Pêche à l'esturgeon: Moscou propose un moratoire en mer Caspienne

 

MOSCOU (AFP) - La Russie propose à tous les pays riverains de la mer Caspienne d'introduire un moratoire d'au moins cinq ans sur la pêche à l'esturgeon, a indiqué mercredi le chef de l'Agence russe pour la pêche cité par les agences russes.

"Nous proposons de déclarer un moratoire sur la pêche à l'esturgeon d'au moins cinq ans à nos partenaires de la Caspienne" (Turkménistan, Iran, Kazakhstan et Azerbaïdjan), a déclaré le chef de l'agence Andreï Kraïni cité par l'agence Ria Novosti.

"La nature doit se reposer, les pertes pour nos budgets ne seront pas énormes, mais nous pouvons gagner beaucoup: donner un avenir aux esturgeons", a souligné le responsable.

"Nous sommes prêts à renoncer à la pêche à l'esturgeon même à des fins scientifiques", a-t-il ajouté. 90% du caviar mondial provient de la pêche en mer Caspienne mais l'élevage de l'esturgeon commence à se répandre et représente 5% de la production mondiale de ces précieux oeufs.

Astrakhan, ville portuaire vétuste sur la Volga en amont de la mer Caspienne, était jadis célèbre pour ce mets de choix. Mais le marché fait aujourd'hui l'objet d'une vigoureuse reprise en main des autorités russes, soucieuses d'empêcher cet élégant poisson, qui fut contemporain des dinosaures, de disparaître.

Sous le manteau, les précieux grains noirs y sont cédés pour 20.000 roubles le kilo (546 euros), contre 30.000 roubles (818 euros) dans les magasins. Bien qu'officiellement protégé par les pays riverains de la Caspienne (Russie, Turkménistan, Kazakhstan, Iran, Azerbaïdjan), l'esturgeon est loin d'être tiré d'affaire. M. Kraïni avait récemment admis que le chiffre d'affaires du trafic de caviar et d'esturgeon atteignait un milliard de dollars par an en Russie en dépit de lois qui le rendent "aussi dangereux que celui de la drogue".
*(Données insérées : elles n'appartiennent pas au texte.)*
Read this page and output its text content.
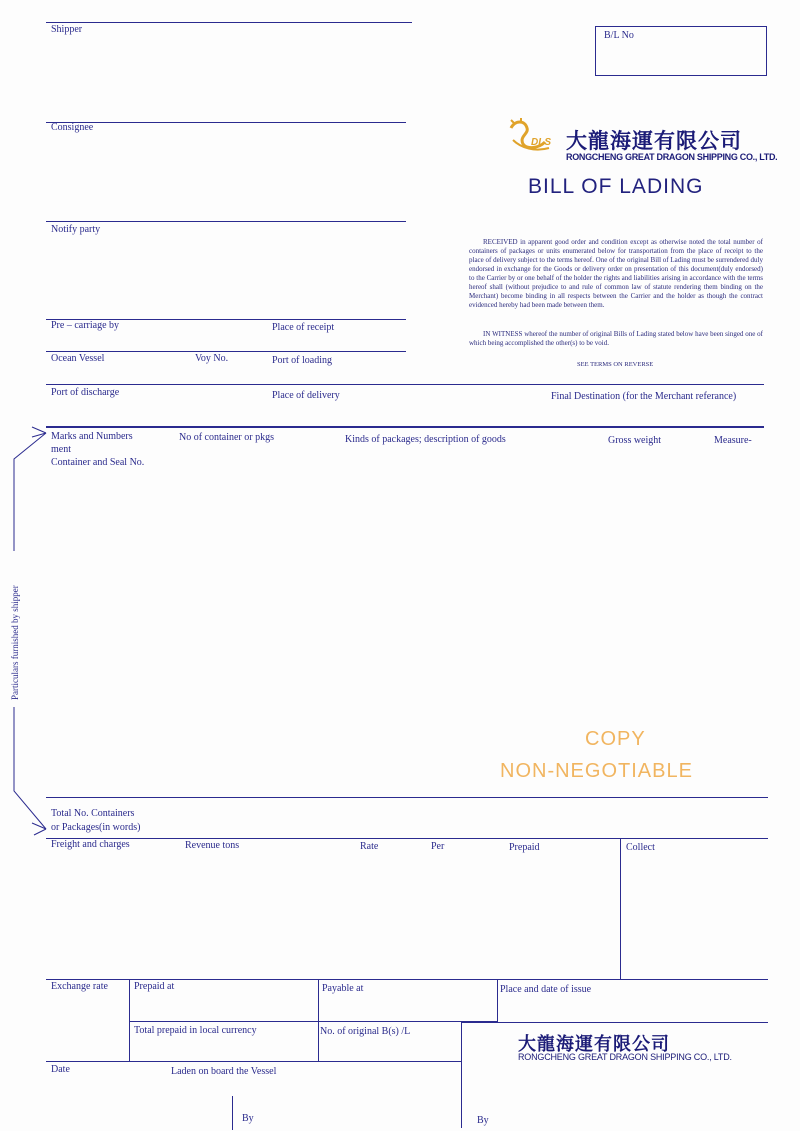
Shipper
Consignee
Notify party
B/L No
DLS 大龍海運有限公司
RONGCHENG GREAT DRAGON SHIPPING CO., LTD.
BILL OF LADING
RECEIVED in apparent good order and condition except as otherwise noted the total number of containers of packages or units enumerated below for transportation from the place of receipt to the place of delivery subject to the terms hereof. One of the original Bill of Lading must be surrendered duly endorsed in exchange for the Goods or delivery order on presentation of this document(duly endorsed) to the Carrier by or one behalf of the holder the rights and liabilities arising in accordance with the terms hereof shall (without prejudice to and rule of common law of statute rendering them binding on the Merchant) become binding in all respects between the Carrier and the holder as though the contract evidenced hereby had been made between them.
IN WITNESS whereof the number of original Bills of Lading stated below have been singed one of which being accomplished the other(s) to be void.
SEE TERMS ON REVERSE
Pre – carriage by	Place of receipt
Ocean Vessel	Voy No.	Port of loading
Port of discharge	Place of delivery	Final Destination (for the Merchant referance)
Marks and Numbers
ment
Container and Seal No.
No of container or pkgs	Kinds of packages; description of goods	Gross weight	Measure-
Particulars furnished by shipper
COPY
NON-NEGOTIABLE
Total No. Containers
or Packages(in words)
Freight and charges	Revenue tons	Rate	Per	Prepaid	Collect
Exchange rate	Prepaid at	Payable at	Place and date of issue
Total prepaid in local currency	No. of original B(s) /L
大龍海運有限公司
RONGCHENG GREAT DRAGON SHIPPING CO., LTD.
Date	Laden on board the Vessel
By	By
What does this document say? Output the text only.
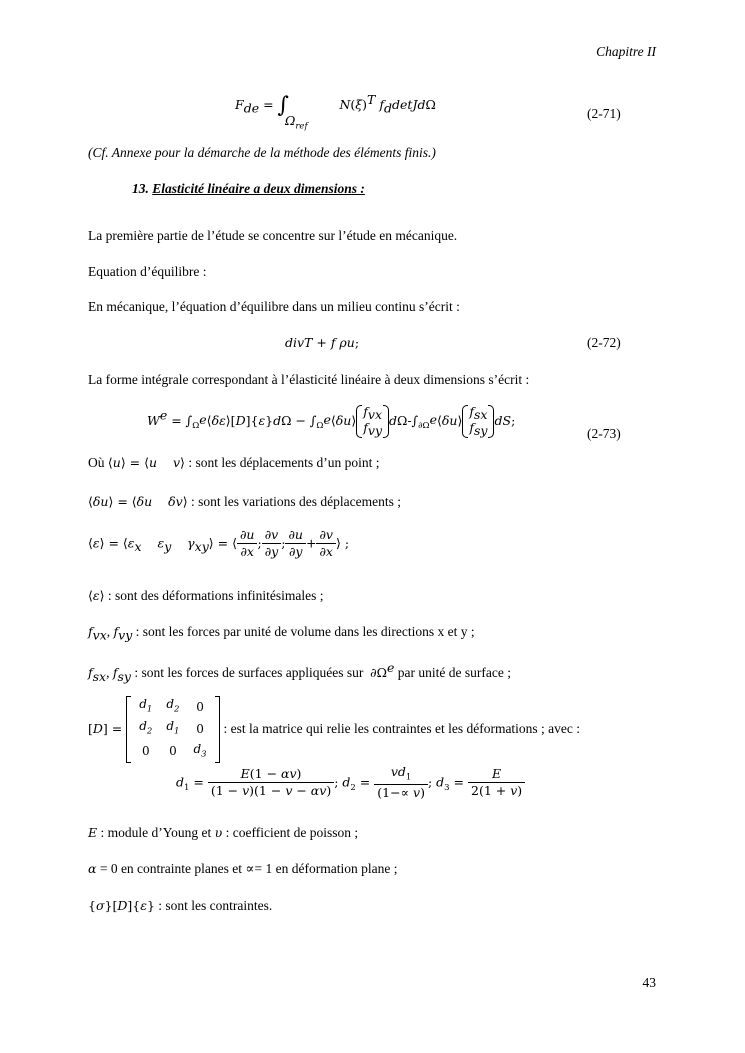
Chapitre II
$F_{de} = \int_{\Omega_{ref}}$       $N(\xi)^T$ $f_ddetJd\Omega$
(2-71)
(Cf. Annexe pour la démarche de la méthode des éléments finis.)
13. Elasticité linéaire a deux dimensions :
La première partie de l’étude se concentre sur l’étude en mécanique.
Equation d’équilibre :
En mécanique, l’équation d’équilibre dans un milieu continu s’écrit :
divT + f ρu;	(2-72)
La forme intégrale correspondant à l’élasticité linéaire à deux dimensions s’écrit :
$W^e$ = $\int_{\Omega^e}⟨\delta\varepsilon⟩[D]\{\varepsilon\}d\Omega$ − $\int_{\Omega^e}⟨\delta u⟩f_{vx}$
$f_{vy}d\Omega-\int_{\partial\Omega^e}⟨\delta u⟩f_{sx}$
$f_{sy}dS$;
(2-73)
Où ⟨u⟩ = ⟨u v⟩ : sont les déplacements d’un point ;
⟨δu⟩ = ⟨δu δv⟩ : sont les variations des déplacements ;
⟨ε⟩ = $⟨\varepsilon_x$ $\varepsilon_y$ $\gamma_{xy}⟩$ = ⟨ $\frac{\partial u}{\partial x}$ ; $\frac{\partial v}{\partial y}$ ; $\frac{\partial u}{\partial y} + \frac{\partial v}{\partial x}$ ⟩ ;
⟨ε⟩ : sont des déformations infinitésimales ;
$f_{vx}$, $f_{vy}$ : sont les forces par unité de volume dans les directions x et y ;
$f_{sx}$, $f_{sy}$ : sont les forces de surfaces appliquées sur $\partial\Omega^e$ par unité de surface ;
[D] =
$d_1$	$d_2$	0
$d_2$	$d_1$	0
0	0	$d_3$
: est la matrice qui relie les contraintes et les déformations ; avec :
$d_1 = \frac{E(1 - \alpha v)}{(1 - v)(1 - v - \alpha v)}$ ; $d_2 = \frac{vd_1}{(1-\propto v)}$ ; $d_3 = \frac{E}{2(1 + v)}$
E : module d’Young et υ : coefficient de poisson ;
α = 0 en contrainte planes et ∝= 1 en déformation plane ;
{σ}[D]{ε} : sont les contraintes.
43
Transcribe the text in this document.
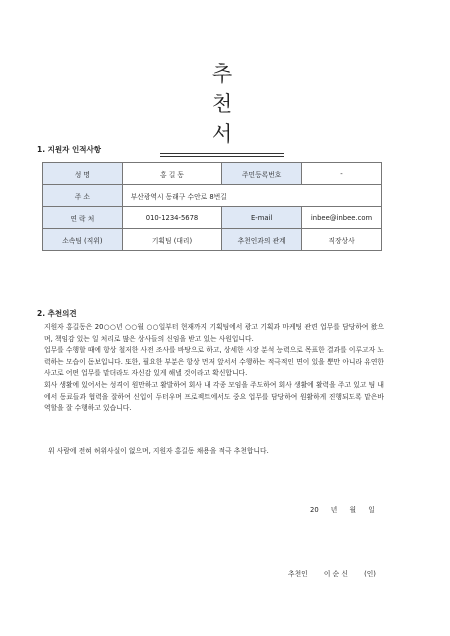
추 천 서
1. 지원자 인적사항
성 명	홍 길 동	주민등록번호	-
주 소	부산광역시 동래구 수안로 8번길		
연 락 처	010-1234-5678	E-mail	inbee@inbee.com
소속팀 (직위)	기획팀 (대리)	추천인과의 관계	직장상사
2. 추천의견

지원자 홍길동은 20○○년 ○○월 ○○일부터 현재까지 기획팀에서 광고 기획과 마케팅 관련 업무를 담당하여 왔으며, 책임감 있는 일 처리로 많은 상사들의 신임을 받고 있는 사원입니다.

업무를 수행할 때에 항상 철저한 사전 조사를 바탕으로 하고, 상세한 시장 분석 능력으로 목표한 결과를 이루고자 노력하는 모습이 돋보입니다. 또한, 필요한 부분은 항상 먼저 앞서서 수행하는 적극적인 면이 있을 뿐만 아니라 유연한 사고로 어떤 업무를 맡더라도 자신감 있게 해낼 것이라고 확신합니다.

회사 생활에 있어서는 성격이 원만하고 활발하여 회사 내 각종 모임을 주도하여 회사 생활에 활력을 주고 있고 팀 내에서 동료들과 협력을 잘하여 신입이 두터우며 프로젝트에서도 중요 업무를 담당하여 원활하게 진행되도록 맡은바 역할을 잘 수행하고 있습니다.

위 사람에 전혀 허위사실이 없으며, 지원자 홍길동 채용을 적극 추천합니다.
20 년 월 일
추천인 이 순 신 (인)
Les chiffres les plus alarmants sont ceux de l'ONG Fonds mondial pour la nature (World Wildlife Fund, WWF): selon elle, la population d'esturgeons de Caspienne a été divisée par 38,5 fois en 15 ans.

Les Nations unies ont lancé en novembre une base de données informatisée qui doit permettre de mieux retracer l'origine du caviar vendu sur le marché international et de lutter contre le commerce et la pêche illicites.

L'exportation de tous les types de caviar a été interdite en 2006 afin de lutter contre le braconnage et le risque de disparition de l'esturgeon.